Mr. Bush also announced the return of Peace Corps volunteers to Peru for the first time in nearly 30 years, with the first of them to arrive in August. He called it "a symbol of stronger ties between our people and the stronger relationship between our nations."
Mr. Bush arrived under heavy security. Streets were filled with military tanks, armored cars, water cannons and 7,000 riot police and troops in camouflage.
The terror attack on Wednesday loomed over Mr. Bush's visit. The president said he trusted Toledo's government to keep his one-day visit safe, and Peruvian officials tightened security throughout Lima, the capital, especially at the embassy.
Riot police firing tear gas dispersed dozens of anti-American demonstrators, and smoke billowed over a square near the Palace of Justice, reports CBS News correspondent Mark Knoller, who is traveling with Mr. Bush.

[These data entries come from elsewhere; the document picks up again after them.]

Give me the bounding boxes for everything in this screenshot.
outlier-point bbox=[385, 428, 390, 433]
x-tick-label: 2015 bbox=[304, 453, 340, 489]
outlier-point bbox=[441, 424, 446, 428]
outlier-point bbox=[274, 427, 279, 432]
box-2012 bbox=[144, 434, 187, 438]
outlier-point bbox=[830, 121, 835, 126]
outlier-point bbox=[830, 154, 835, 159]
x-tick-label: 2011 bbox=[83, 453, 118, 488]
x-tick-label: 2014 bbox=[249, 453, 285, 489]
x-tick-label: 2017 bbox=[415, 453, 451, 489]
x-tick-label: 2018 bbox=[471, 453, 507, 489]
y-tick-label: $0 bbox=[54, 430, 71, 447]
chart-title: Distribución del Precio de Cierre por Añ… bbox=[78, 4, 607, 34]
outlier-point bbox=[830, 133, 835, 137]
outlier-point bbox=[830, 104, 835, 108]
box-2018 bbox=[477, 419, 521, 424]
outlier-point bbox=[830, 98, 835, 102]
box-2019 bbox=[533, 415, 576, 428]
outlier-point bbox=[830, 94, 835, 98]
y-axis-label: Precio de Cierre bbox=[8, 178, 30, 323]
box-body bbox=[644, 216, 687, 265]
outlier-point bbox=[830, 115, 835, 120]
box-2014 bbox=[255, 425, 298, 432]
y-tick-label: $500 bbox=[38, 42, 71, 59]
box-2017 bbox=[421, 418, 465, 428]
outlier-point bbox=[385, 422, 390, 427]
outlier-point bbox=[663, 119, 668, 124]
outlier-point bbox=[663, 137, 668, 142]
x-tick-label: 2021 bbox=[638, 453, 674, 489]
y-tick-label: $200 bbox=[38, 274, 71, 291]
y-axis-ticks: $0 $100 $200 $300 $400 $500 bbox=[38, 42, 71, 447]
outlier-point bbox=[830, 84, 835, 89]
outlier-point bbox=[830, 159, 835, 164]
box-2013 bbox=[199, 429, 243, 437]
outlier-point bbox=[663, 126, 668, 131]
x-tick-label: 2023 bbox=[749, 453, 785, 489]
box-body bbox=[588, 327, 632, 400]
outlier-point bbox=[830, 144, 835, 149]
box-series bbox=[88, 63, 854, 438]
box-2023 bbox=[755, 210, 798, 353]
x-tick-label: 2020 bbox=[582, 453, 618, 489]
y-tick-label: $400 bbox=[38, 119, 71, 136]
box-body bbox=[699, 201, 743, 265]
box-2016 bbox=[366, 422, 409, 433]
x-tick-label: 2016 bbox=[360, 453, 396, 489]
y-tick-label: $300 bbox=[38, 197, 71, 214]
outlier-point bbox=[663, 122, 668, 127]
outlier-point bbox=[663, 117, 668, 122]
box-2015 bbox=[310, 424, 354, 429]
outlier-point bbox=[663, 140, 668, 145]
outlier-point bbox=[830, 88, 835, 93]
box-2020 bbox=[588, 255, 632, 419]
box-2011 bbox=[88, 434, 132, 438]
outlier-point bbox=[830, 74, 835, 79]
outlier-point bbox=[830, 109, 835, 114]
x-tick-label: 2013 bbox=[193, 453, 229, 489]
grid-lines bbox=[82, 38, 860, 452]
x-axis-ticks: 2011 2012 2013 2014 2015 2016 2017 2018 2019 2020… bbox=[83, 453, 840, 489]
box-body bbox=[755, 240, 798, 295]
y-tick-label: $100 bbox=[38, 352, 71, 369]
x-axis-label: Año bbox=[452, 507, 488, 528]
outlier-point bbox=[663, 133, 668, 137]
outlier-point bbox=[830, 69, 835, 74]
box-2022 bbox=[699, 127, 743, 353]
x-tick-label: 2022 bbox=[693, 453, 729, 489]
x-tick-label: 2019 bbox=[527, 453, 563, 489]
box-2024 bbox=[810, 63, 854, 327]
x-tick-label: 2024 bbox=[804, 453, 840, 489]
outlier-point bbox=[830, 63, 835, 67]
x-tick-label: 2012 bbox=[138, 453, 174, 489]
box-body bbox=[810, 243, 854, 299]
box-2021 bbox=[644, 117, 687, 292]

There were no reports of injuries, but at least three men were seen being led away by uniformed police. Other reports said there had been eighteen arrests.
Toledo, whose approval ratings have plunged to below 30 percent after eight months in office, gave a nationally televised address Friday to outline eight anti-terrorism measures, such as rebuilding the state intelligence structure and doubling the anti-terrorism budget.
"We will not allow a return to violence," Toledo said.
For his first trip to South America, Mr. Bush chose Peru to highlight the democracy that last year followed the hard-line government of former President Alberto Fujimori.
While in Lima, Mr. Bush planned to use his meetings with Toledo and the leaders of Bolivia, Colombia and Ecuador to advocate extending the Andean Trade Preferences Act, which sets special tariff treatment for imports from those countries. The legislation is pending in the U.S. Senate.
The president arrived in Peru from Mexico. His four-day swing through Latin America continues on Sunday when he flies to El Salvador.
The administration was noncommittal on whether Mr. Bush raised with Toledo the case of Lori Berenson. The 32-year-old American is serving a 20-year sentence in a Peruvian jail for helping rebels from the Tupac Amaru Revolutionary Movement plan a 1995 attempt to seize Peru's Congress.
Berenson has maintained her innocence, saying Peruvian officials misconstrued her concerns about social justice as a terrorist agenda.
The Berenson case is tricky for Mr. Bush, who has pledged zero tolerance on terrorism following the Sept. 11 attacks.
Mr. Bush also used his weekly radio address Saturday to make his trade argument to Americans back home.
"Prosperity in our hemisphere will produce profound benefits for all our countries," Mr. Bush said in the broadcast.
"The United States is strongly committed to helping build an entire hemisphere that lives in liberty and trades in freedom."
In addition, the president said he hoped to create a "common border" with Mexico and Canada to keep North America safe from terrorists without disrupting legitimate trade and travel between the NAFTA partners.
U.S. officials see the 2,000-mile border between the United States and Mexico as a weak link in homeland defenses because of the heavy flow of illegal drugs and immigrants.
Democrats are calling the president's trip trip a ruse to gain Hispanic votes at home.
In the Democratic radio reply on Saturday, Antonio Villaraigosa, speaker emeritus of the California State Assembly, said the trip is an act of pre-campaign anxiety.
"The president's trip this weekend to Latin America is part of an orchestrated strategy to curry favor with Latino voters in the United States," Villaraigosa said.
"But our community knows the difference between rhetoric and results. They know the difference between pandering and producing."
Villaraigosa said Bush has given only "vague assurances" on immigration and will not go on record in support of a legalization plan for overstaying immigrants.
He said, "Democrats are the champions of minority entrepreneurs, while Republicans have tried repeatedly to eliminate programs that help provide Hispanic small businesses with access to capital."